DEN HAAG/ROM
INGO ZWANK

Gemeinsame Taskforce „Bekämpfung der Internetkriminalität“ tagte

Die „Joint Cybercrime Action Taskforce (J-CAT)“, eine internationale Initiative zur Bekämpfung der Bedrohungen durch Internetkriminalität, tagte jetzt in Rom, um operative und strategische Fragen für das Jahr 2020 zu erörtern.

Ziel dieser 2014 eingesetzten Taskforce ist es, nachrichtendienstlich geführte, koordinierte Maßnahmen gegen die wichtigsten Bedrohungen und Ziele der Internetkriminalität voranzutreiben, indem sie die gemeinsame Ermittlung, Vorbereitung und den reibungslosen Ablauf grenzüberschreitender Ermittlungen im Bereich der Internetkriminalität durch ihre Partner erleichtert. Rumänien ist das jüngste Land, das der J-CAT beigetreten ist, deren Mitgliedschaft sich mittlerweile auf 16 Länder erstreckt: die EU-Mitgliedstaaten: Österreich, Frankreich, Deutschland, Italien, die Niederlande, Rumänien, Polen, Spanien, Schweden und das Vereinigte Königreich sowie die Nicht-EU-Partner im Bereich der Strafverfolgung Australien, Kanada, Kolumbien, Norwegen, Schweiz und die Vereinigten Staaten.

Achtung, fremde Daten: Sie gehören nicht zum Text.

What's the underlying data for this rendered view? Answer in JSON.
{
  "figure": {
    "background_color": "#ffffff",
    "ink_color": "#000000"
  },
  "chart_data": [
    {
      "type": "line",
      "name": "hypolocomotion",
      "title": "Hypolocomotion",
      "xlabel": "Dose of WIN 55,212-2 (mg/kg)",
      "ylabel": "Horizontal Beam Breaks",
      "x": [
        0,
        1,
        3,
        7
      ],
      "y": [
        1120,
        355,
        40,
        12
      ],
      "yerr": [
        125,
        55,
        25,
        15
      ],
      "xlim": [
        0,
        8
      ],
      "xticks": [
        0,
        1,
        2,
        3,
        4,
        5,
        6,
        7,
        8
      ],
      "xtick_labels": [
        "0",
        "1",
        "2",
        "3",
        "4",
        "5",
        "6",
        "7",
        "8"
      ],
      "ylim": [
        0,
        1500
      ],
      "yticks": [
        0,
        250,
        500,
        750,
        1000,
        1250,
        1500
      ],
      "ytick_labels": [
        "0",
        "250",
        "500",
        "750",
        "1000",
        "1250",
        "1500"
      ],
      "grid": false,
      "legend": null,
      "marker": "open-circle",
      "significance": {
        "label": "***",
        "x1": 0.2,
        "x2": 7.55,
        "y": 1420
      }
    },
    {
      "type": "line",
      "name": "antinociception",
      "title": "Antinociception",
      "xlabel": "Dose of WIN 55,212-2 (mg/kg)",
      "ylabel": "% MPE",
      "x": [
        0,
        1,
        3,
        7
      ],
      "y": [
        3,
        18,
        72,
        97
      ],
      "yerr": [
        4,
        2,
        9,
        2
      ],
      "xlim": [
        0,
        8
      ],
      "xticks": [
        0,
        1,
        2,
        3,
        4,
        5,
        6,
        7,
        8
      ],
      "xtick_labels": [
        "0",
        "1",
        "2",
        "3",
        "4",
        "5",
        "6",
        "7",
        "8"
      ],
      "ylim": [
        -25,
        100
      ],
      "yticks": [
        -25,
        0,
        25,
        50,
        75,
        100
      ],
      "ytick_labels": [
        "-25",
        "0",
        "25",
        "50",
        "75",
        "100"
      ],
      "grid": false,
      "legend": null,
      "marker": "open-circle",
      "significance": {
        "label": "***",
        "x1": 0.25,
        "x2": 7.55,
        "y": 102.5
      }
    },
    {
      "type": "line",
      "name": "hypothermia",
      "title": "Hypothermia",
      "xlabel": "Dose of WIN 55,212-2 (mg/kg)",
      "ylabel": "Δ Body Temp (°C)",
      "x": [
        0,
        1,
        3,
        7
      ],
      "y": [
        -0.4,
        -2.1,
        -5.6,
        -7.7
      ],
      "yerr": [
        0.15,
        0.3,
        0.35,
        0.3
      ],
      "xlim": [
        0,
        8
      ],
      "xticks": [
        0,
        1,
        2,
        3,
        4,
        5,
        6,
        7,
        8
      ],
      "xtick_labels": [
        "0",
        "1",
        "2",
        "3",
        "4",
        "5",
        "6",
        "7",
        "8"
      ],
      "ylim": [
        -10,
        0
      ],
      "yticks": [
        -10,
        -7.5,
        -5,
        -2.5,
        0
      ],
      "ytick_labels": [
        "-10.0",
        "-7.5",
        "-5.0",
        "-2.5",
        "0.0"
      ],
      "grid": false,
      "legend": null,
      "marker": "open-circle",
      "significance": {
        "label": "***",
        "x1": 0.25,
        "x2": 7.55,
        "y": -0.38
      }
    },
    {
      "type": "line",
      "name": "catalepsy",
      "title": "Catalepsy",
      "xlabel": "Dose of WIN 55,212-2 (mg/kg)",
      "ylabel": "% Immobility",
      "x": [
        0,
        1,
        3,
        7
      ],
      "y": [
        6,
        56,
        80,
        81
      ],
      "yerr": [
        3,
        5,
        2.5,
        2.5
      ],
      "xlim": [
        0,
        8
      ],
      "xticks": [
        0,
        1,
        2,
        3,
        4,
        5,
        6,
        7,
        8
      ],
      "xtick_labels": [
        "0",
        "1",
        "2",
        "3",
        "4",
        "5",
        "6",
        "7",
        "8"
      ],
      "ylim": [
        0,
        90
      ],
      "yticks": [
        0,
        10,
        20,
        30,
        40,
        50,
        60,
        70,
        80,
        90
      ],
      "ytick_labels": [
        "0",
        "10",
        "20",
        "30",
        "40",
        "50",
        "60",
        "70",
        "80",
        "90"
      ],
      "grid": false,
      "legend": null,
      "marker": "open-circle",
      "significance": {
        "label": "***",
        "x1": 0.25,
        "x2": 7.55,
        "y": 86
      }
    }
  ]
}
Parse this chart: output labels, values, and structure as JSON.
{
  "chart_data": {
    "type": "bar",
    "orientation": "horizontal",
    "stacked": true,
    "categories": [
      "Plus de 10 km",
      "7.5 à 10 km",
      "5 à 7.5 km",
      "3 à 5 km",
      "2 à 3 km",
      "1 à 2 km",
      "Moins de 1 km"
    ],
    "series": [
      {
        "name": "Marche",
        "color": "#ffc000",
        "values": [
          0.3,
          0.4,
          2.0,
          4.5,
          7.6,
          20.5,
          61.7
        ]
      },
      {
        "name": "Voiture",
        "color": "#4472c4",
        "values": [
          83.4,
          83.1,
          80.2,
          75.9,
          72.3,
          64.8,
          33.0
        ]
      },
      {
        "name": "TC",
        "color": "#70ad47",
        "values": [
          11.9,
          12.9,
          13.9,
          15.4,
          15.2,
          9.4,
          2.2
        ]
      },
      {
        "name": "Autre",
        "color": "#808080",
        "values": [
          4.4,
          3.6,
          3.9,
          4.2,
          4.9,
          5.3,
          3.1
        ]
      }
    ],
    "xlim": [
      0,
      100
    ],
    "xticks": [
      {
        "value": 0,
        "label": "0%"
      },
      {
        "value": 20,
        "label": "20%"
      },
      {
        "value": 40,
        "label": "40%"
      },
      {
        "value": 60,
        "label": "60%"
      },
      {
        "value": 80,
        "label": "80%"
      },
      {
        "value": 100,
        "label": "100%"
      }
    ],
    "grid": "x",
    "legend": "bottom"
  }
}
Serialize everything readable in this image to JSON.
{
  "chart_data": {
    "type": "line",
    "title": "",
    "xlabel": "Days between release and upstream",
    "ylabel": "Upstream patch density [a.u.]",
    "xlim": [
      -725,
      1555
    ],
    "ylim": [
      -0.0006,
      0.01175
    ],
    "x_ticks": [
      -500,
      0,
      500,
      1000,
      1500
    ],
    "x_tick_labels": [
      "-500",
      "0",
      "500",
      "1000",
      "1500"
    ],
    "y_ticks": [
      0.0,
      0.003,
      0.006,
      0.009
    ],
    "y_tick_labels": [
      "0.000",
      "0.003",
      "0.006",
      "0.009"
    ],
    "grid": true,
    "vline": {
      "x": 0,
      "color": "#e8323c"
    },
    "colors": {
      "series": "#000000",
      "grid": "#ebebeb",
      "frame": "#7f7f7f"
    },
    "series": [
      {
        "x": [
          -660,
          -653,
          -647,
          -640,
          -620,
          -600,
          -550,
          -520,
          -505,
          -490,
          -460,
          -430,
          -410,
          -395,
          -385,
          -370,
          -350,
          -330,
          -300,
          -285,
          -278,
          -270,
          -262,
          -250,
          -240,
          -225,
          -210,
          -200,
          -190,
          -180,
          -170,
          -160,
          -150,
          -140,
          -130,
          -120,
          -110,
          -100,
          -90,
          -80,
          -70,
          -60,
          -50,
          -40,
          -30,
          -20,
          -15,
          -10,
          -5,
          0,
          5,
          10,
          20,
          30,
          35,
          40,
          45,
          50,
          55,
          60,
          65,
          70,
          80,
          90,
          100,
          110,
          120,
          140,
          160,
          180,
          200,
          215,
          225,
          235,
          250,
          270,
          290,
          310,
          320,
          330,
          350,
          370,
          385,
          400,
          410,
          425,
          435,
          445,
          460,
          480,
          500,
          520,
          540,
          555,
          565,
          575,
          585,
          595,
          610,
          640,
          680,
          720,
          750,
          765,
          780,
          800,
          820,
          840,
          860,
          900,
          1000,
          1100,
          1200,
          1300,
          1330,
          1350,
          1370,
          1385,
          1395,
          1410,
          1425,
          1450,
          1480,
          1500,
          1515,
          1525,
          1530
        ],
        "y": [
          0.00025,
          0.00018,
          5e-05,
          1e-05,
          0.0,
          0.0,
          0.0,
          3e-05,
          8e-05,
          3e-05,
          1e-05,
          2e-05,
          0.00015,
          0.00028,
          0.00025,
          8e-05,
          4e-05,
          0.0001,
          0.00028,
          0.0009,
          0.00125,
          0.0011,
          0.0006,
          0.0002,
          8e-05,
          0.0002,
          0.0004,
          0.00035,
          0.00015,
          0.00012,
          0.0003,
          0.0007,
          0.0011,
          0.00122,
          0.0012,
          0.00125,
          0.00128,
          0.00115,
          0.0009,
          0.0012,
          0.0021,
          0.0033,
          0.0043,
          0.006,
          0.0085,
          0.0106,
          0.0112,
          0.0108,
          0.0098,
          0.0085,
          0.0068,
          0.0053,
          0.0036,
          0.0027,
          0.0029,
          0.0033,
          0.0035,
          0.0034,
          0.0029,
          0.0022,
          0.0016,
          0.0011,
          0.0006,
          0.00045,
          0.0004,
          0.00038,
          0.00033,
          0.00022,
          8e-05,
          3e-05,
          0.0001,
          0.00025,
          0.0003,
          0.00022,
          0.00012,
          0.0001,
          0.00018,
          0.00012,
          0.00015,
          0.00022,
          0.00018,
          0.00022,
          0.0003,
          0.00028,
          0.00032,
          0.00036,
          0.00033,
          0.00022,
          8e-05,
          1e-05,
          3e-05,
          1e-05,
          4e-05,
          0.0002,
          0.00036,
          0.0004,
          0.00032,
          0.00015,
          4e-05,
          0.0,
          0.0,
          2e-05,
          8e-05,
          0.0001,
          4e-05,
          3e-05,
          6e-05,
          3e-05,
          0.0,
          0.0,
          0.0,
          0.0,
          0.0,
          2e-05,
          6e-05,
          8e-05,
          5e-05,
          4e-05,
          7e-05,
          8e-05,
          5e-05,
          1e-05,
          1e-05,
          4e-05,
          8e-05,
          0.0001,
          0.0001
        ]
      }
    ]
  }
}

Alle diese Beamten arbeiten vom selben Büro innerhalb des Europäischen Zentrums für Internetkriminalität (EC3) von Europol aus, um den reibungslosen und schnellen Informationsaustausch zwischen den beteiligten Ländern zu erleichtern.

Die wichtigsten Erfolge des Jahres 2019

Die J-CAT unterstützte im Jahr 2019 59 hochkarätige Fälle von Internetkriminalität, unter anderem mit bemerkenswerten Erfolgen.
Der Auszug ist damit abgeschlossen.